[INN-COMMITTERS] inn (frontends/rnews.c innd/util.c nnrpd/p

Russ Allbery rra at stanford.edu
Mon Mar 11 22:26:14 UTC 2002

Forrest J Cavalier <mibsoft at epix.net> writes:

> When you know why vfork is not used correctly, those are often the
> pieces that need to change to use pthreads.

Makes sense.

> (The changed line counts look small, I didn't look at the changes.)  But
> if you could remember to insert comments about why something is not
> thread-safe or vfork safe, it will help when INN goes to threads (which
> will be a couple of versions from now, I know.)

There were only three places left that used vfork.  One was the code that
ran the authenticators in nnrpd, one was the code that ran external
programs in rnews to handle UUCP batches, and one was the process spawning
code in innd.  In all cases except maybe the rnews case (which is the
least performance critical), the child code was *at least* potentially
calling syslog before calling exec.  In nnrpd it was assigning to
variables, calling random other functions, and doing all sorts of stuff.
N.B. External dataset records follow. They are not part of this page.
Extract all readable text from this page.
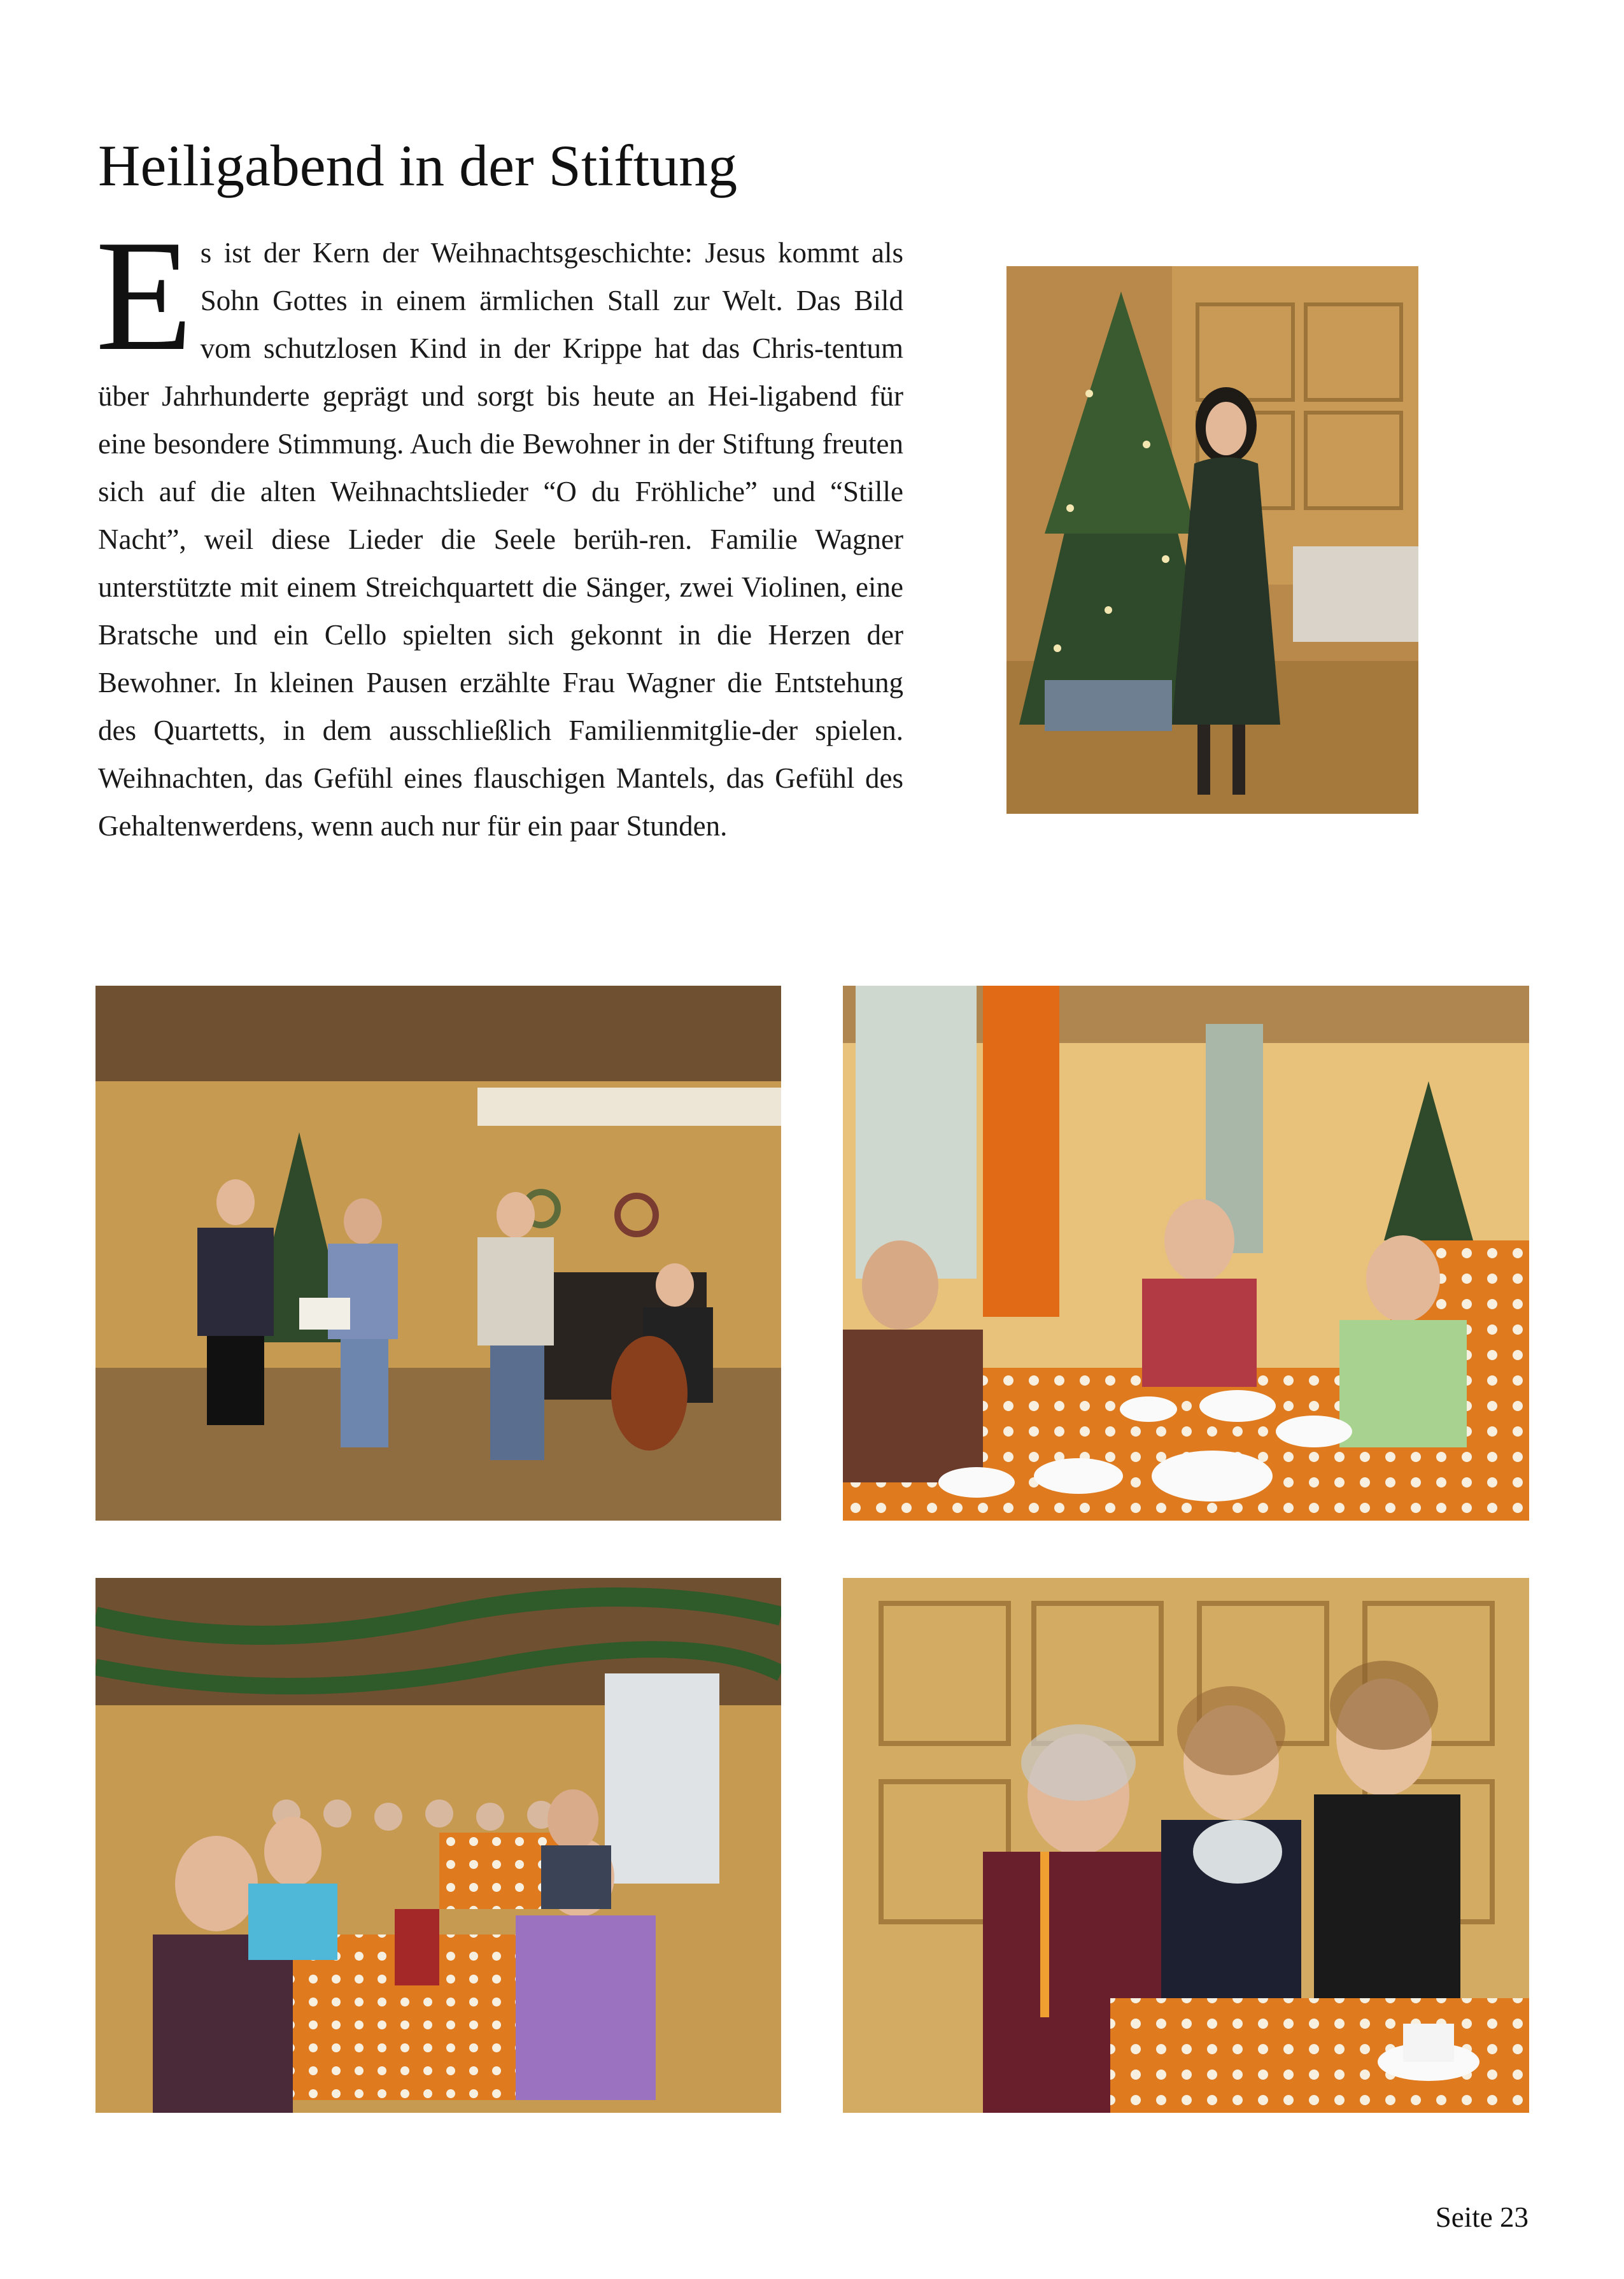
Heiligabend in der Stiftung

Es ist der Kern der Weihnachtsgeschichte: Jesus kommt als Sohn Gottes in einem ärmlichen Stall zur Welt. Das Bild vom schutzlosen Kind in der Krippe hat das Chris-tentum über Jahrhunderte geprägt und sorgt bis heute an Hei-ligabend für eine besondere Stimmung. Auch die Bewohner in der Stiftung freuten sich auf die alten Weihnachtslieder “O du Fröhliche” und “Stille Nacht”, weil diese Lieder die Seele berüh-ren. Familie Wagner unterstützte mit einem Streichquartett die Sänger, zwei Violinen, eine Bratsche und ein Cello spielten sich gekonnt in die Herzen der Bewohner. In kleinen Pausen erzählte Frau Wagner die Entstehung des Quartetts, in dem ausschließlich Familienmitglie-der spielen. Weihnachten, das Gefühl eines flauschigen Mantels, das Gefühl des Gehaltenwerdens, wenn auch nur für ein paar Stunden.

Seite 23
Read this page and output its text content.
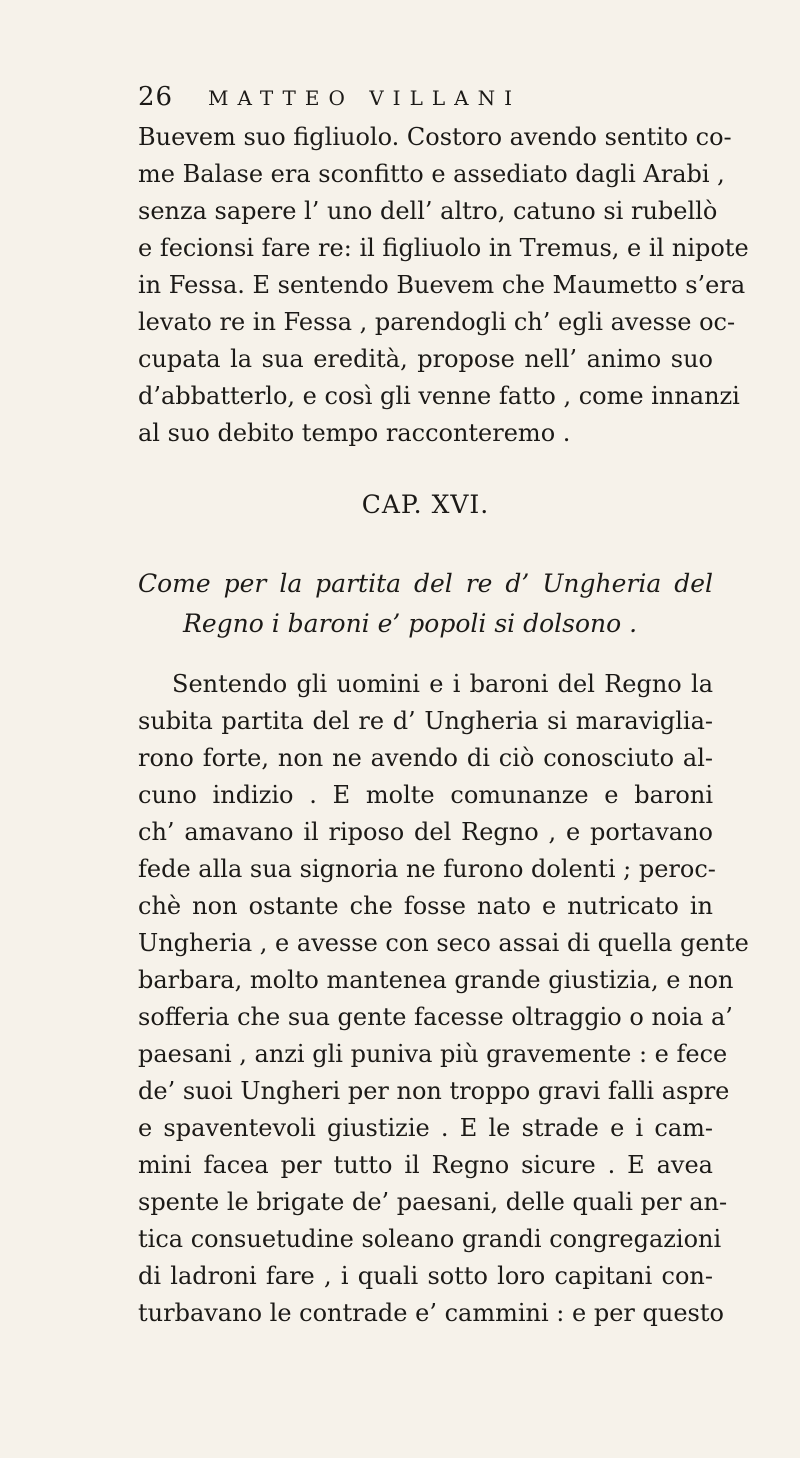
26 MATTEO VILLANI
Buevem suo figliuolo. Costoro avendo sentito co-
me Balase era sconfitto e assediato dagli Arabi ,
senza sapere l’ uno dell’ altro, catuno si rubellò
e fecionsi fare re: il figliuolo in Tremus, e il nipote
in Fessa. E sentendo Buevem che Maumetto s’era
levato re in Fessa , parendogli ch’ egli avesse oc-
cupata la sua eredità, propose nell’ animo suo
d’abbatterlo, e così gli venne fatto , come innanzi
al suo debito tempo racconteremo .
CAP. XVI.
Come per la partita del re d’ Ungheria del
Regno i baroni e’ popoli si dolsono .
Sentendo gli uomini e i baroni del Regno la
subita partita del re d’ Ungheria si maraviglia-
rono forte, non ne avendo di ciò conosciuto al-
cuno indizio . E molte comunanze e baroni
ch’ amavano il riposo del Regno , e portavano
fede alla sua signoria ne furono dolenti ; peroc-
chè non ostante che fosse nato e nutricato in
Ungheria , e avesse con seco assai di quella gente
barbara, molto mantenea grande giustizia, e non
sofferia che sua gente facesse oltraggio o noia a’
paesani , anzi gli puniva più gravemente : e fece
de’ suoi Ungheri per non troppo gravi falli aspre
e spaventevoli giustizie . E le strade e i cam-
mini facea per tutto il Regno sicure . E avea
spente le brigate de’ paesani, delle quali per an-
tica consuetudine soleano grandi congregazioni
di ladroni fare , i quali sotto loro capitani con-
turbavano le contrade e’ cammini : e per questo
The rules for vfork (and I'm sure you already know this, Forrest, but this
is just for folks who may not already) are basically that if you use
vfork, the *only* things the child process should do is to call exec*() or
_exit().  I think *maybe* close() is allowed, but when you start doing
stuff like dup(), I start getting worried, and doing anything that fiddles
with global buffered state inside libc, like calling syslog(), is right
out.  A real vfork implementation cheats by not actually allocating new
process space or setting copy on write on any of the pages for the child
process, so *anything* it does is also writing into the parent's process

I think we're safer when it comes to thread-safe code, because with
thread-safe code you're allowed to call any thread-safe function of libc
(which is a much broader set of functions than the ones that are
vfork-safe) and you're allowed to arbitrarily modify local variables.  I
think that some of those places would have actually been thread-safe.